Let us now examine how the NRA has been painting the ATT and what exactly is the truth regarding the treaty.
Firstly, in regards to the Second Amendment. The NRA says that “ [E]very gun owner concerned about the future of our Right to Keep and Bear Arms should be aware that the United Nations and the global gun eradication movement are attempting to eliminate our Second Amendment freedoms by drafting a U.N. Arms Trade Treaty.” — May 25, 2012, story on the National Rifle Association’s Institute for Legislative Action website. However, the ATT explicitly states that it has no impact on the domestic ownership or domestic transfer of arms. In fact, no international treaty can override US constitutional rights, including Second Amendment rights. The current draft treaty states that it is the “sovereign right and responsibility of any State to regulate and control transfers of conventional arms that take place exclusively within its territory, pursuant to its own legal or constitutional systems.” The treaty also takes note of “the legitimate trade and use of certain conventional arms, inter alia, for recreational, cultural, historical, and sporting activities and lawful ownership where such ownership and use are permitted and protected by law.”
Secondly, in regards to tracking of arms. The NRA says “[The treaty has] numerous calls for record-keeping, and firearms tracking from production to eventual destruction. That's nothing more than gun registration by a different name.” — Wayne LaPierre, executive vice president of the NRA. However, the treaty does not require individuals to register weapons nor does it require countries to track weapons after they enter the stream of commerce.
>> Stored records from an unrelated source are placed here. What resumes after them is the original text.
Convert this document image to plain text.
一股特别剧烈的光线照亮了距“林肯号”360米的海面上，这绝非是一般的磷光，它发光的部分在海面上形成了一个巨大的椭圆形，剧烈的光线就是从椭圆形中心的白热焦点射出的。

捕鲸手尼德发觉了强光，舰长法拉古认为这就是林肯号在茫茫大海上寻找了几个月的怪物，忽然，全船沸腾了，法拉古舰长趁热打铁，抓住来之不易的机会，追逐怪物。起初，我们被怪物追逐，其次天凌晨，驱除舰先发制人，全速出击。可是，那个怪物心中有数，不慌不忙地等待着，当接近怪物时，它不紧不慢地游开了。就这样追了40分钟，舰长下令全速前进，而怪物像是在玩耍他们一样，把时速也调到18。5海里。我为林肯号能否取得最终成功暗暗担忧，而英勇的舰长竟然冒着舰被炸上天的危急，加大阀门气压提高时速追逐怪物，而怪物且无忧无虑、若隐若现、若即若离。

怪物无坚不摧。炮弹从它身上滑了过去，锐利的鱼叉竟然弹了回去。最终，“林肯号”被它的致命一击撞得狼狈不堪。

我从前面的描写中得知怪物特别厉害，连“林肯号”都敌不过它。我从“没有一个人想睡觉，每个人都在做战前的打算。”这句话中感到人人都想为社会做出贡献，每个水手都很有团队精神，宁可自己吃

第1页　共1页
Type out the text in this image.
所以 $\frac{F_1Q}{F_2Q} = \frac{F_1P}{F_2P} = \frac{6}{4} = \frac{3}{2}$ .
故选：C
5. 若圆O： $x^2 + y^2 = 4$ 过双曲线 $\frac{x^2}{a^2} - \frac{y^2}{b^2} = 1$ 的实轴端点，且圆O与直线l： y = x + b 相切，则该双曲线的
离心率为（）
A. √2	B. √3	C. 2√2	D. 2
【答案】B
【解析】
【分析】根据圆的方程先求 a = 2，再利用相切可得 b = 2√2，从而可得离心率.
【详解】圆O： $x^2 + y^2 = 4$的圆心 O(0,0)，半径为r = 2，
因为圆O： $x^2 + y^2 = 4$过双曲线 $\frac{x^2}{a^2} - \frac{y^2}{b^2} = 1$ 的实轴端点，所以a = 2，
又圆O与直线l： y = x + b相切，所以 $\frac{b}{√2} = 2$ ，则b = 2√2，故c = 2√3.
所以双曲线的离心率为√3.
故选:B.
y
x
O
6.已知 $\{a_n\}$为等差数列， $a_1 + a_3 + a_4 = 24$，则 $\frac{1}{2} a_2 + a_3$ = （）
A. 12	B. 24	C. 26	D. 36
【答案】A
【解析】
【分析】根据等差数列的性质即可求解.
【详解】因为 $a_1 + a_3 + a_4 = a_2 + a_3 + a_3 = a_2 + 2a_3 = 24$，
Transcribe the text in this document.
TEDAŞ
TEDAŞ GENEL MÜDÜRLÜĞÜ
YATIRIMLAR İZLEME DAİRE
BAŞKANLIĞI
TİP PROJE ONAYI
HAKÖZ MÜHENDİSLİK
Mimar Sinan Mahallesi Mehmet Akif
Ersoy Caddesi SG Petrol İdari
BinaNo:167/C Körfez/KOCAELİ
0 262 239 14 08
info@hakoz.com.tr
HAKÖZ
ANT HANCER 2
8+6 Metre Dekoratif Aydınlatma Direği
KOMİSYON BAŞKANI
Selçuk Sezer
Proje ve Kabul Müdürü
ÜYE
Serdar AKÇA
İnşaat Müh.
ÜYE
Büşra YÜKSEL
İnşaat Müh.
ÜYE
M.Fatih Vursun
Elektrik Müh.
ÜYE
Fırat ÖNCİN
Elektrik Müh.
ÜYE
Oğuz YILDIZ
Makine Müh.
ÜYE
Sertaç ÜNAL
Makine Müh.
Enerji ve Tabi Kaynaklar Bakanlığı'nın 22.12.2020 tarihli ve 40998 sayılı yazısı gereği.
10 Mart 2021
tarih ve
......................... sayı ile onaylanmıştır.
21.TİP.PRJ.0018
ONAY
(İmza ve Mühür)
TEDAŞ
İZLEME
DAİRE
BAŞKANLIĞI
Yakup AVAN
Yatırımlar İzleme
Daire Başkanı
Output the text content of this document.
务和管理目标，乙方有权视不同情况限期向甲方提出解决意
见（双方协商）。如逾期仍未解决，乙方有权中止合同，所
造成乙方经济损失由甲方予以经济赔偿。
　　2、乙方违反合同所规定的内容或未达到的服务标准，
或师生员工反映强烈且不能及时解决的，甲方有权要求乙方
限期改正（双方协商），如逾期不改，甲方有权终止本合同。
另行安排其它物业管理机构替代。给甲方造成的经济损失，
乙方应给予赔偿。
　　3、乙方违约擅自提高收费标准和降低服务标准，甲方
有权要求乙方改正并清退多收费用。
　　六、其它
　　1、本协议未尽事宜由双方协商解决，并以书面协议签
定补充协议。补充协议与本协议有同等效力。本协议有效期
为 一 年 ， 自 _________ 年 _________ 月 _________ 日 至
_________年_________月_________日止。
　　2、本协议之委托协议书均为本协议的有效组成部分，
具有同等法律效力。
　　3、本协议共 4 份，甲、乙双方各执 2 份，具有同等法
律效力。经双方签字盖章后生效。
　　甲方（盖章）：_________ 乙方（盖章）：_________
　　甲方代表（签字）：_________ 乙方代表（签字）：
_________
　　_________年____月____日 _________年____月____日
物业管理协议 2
The treaty addresses the official export and import of weapons by nations. It requires each importing state party to “adopt appropriate measures to prevent the diversion of imported conventional arms under the scope of this Treaty to the illicit market or for unauthorized end use.” The record-keeping requirements meet current US law and are limited to “export authorizations or actual exports of the conventional arms under the scope of this Treaty.” The US already meets these requirements and maintains such records aimed at keeping weapons out of illicit markets. No change in US policy or practice is required to implement this section of the treaty.
Lastly, in regards to reporting to the United Nations. The NRA quotes “[T]he Arms Trade Treaty risks imposing costly regulatory burdens on United States businesses, for example, by creating onerous reporting requirements that could damage the domestic defense manufacturing base and related firms.” -- House Resolution 814, Nov. 16, 2012. However, the treaty will not require any additional regulatory burdens or reporting by US companies. The US already has one of the world’s most transparent reporting systems for arms transfers. The State Department currently publishes a Congressionally-mandated public report—the Section 655 Military Assistance Report—that lists the value and quantity of defense equipment and services sold to each foreign country from US arms and defense manufacturers. The US also annually reports to the UN Register of Conventional Arms. The treaty will not require any additional reporting by US companies.
Hence, we can conclude that fact the National Rifle Association has been using misinformation to build optics against the Arms Trade Treaty and has been painting a web of lies which has been used by Donald Trump to fulfill his own ideals whereas blatantly ignoring the good the treaty does to ensure international peace and security.